Ceci étant posé, voyons quelques variations dans le jeu de leurs rapports. Le « je » est toujours en mouvement. Il s’élève mais peut aussi s’abaisser, se diriger vers le soleil, ou s’enfoncer dans la nuit, et même finir par disparaître. Tout « je » n’est qu’un « je » individuel, isolé, mais il a au moins le mérite d’incarner un sujet, ne serait-ce que partiellement. En tant que sujet, le « je » saura-t-il se prendre lui-même pour objet ? Saura-t-il apparaître ou disparaître à volonté devant lui-même ? Maîtrisera-t-il sa marche, sa montée ou sa descente, dans le paysage de sa propre existence ? Ce sont là des questions ouvertes. En revanche, le « moi » n’apparaît jamais en tant que tel, puisqu’il est par définition la somme totale de lui-même, et que celle-ci est presque impossible à décompter. Mais il ne disparaîtra pas non plus. Il est, et il sera pour toujours cet être qui devient sans cesse — au moins jusqu’à ce que ce devenir cesse. Le « moi » représente aussi, d’un autre point de vue, la réalisation toujours inaccomplie du « soi ». Je dis toujours « inaccomplie », au sens de la grammaire hébraïque, qui ne possède pas le temps « présent » du verbe, mais le remplace par un temps dit « inaccompli ». Le verbe être » conjugué à l’inaccompli en hébreu, dénote une modalité de l’être qui ne s’accomplit jamais qu’au terme d’un éternel inaccomplissementi. Le corps, même s’il n’est pas entièrement dépourvu de conscience, ne peut pas dire « je » : il n’en a pas le moyen, puisqu’il n’ a pas d’ego. Et, on le voit bien, ni le « soi » personnel, ni le « Soi » qu’il soit universel, cosmique, infini, divin, ne peuvent pas non plus dire « je ». Qui donc alors peut dire « je » ? Et, d’ailleurs, dire « je » revient à dire quoi, en réalité ? Tout « je » ne recouvre-t-il pas en puissance d’autres « je », ou même des « je », en soi réellement autres, dont certains toujours plus profonds, plus tapis, plus celés ?

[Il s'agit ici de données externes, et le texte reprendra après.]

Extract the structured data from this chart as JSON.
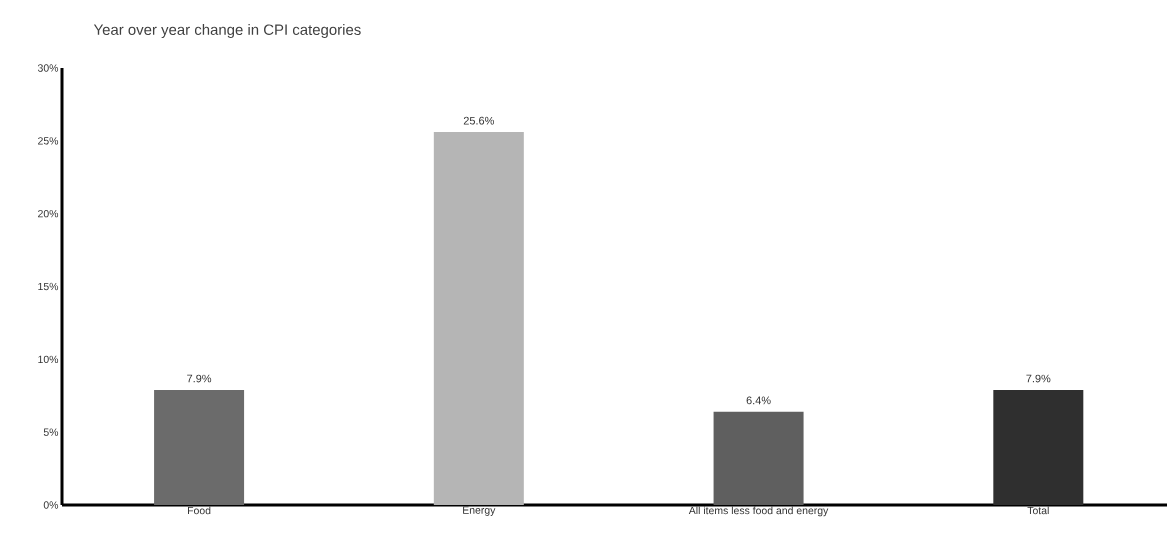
{
  "chart_data": {
    "type": "bar",
    "title": "Year over year change in CPI categories",
    "categories": [
      "Food",
      "Energy",
      "All items less food and energy",
      "Total"
    ],
    "values": [
      7.9,
      25.6,
      6.4,
      7.9
    ],
    "colors": [
      "#6b6b6b",
      "#b5b5b5",
      "#5f5f5f",
      "#2f2f2f"
    ],
    "value_labels": [
      "7.9%",
      "25.6%",
      "6.4%",
      "7.9%"
    ],
    "ylim": [
      0,
      30
    ],
    "yticks": [
      {
        "value": 0,
        "label": "0%"
      },
      {
        "value": 5,
        "label": "5%"
      },
      {
        "value": 10,
        "label": "10%"
      },
      {
        "value": 15,
        "label": "15%"
      },
      {
        "value": 20,
        "label": "20%"
      },
      {
        "value": 25,
        "label": "25%"
      },
      {
        "value": 30,
        "label": "30%"
      }
    ],
    "grid": false
  }
}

Pour avancer un peu, il faudrait chercher ce dont tout « je » surgit. Alors, peut-être, on comprendrait mieux ce dont ce « je » se montre le plus ou moins digne représentant. Le « je » montrerait ainsi son épaisseur, dévoilerait une partie de ses racines, et, par inférence, il laisserait deviner, peut-être, quelques-unes de ses futures efflorescences. Le « je », ombre éphémère, disparaîtrait mais laisserait entrevoir un « moi » un peu plus pérenne, sans doute mieux capable de demeurer face au « soi » et même face au « Soi » infini. Le « je » fugace du sujet, tout comme le « moi » plus durable qu’il dénote, peuvent être comparé, ce me semble, à des nœuds de connexion entre le conscient et l’inconscient. Ces nœuds n’existent que par les torons qui les structurent et les traversent. Il faut être conscient qu’ils peuvent d’aventure se dénouer, et que les torons qui les composent peuvent être défaits, et même coupés. Mais ce n’est pas si grave : la toile du réel est faite de myriades de trames et de chaînes qui s’entre-tiennent, s’entre-lacent, et s’intriquent de toute éternité.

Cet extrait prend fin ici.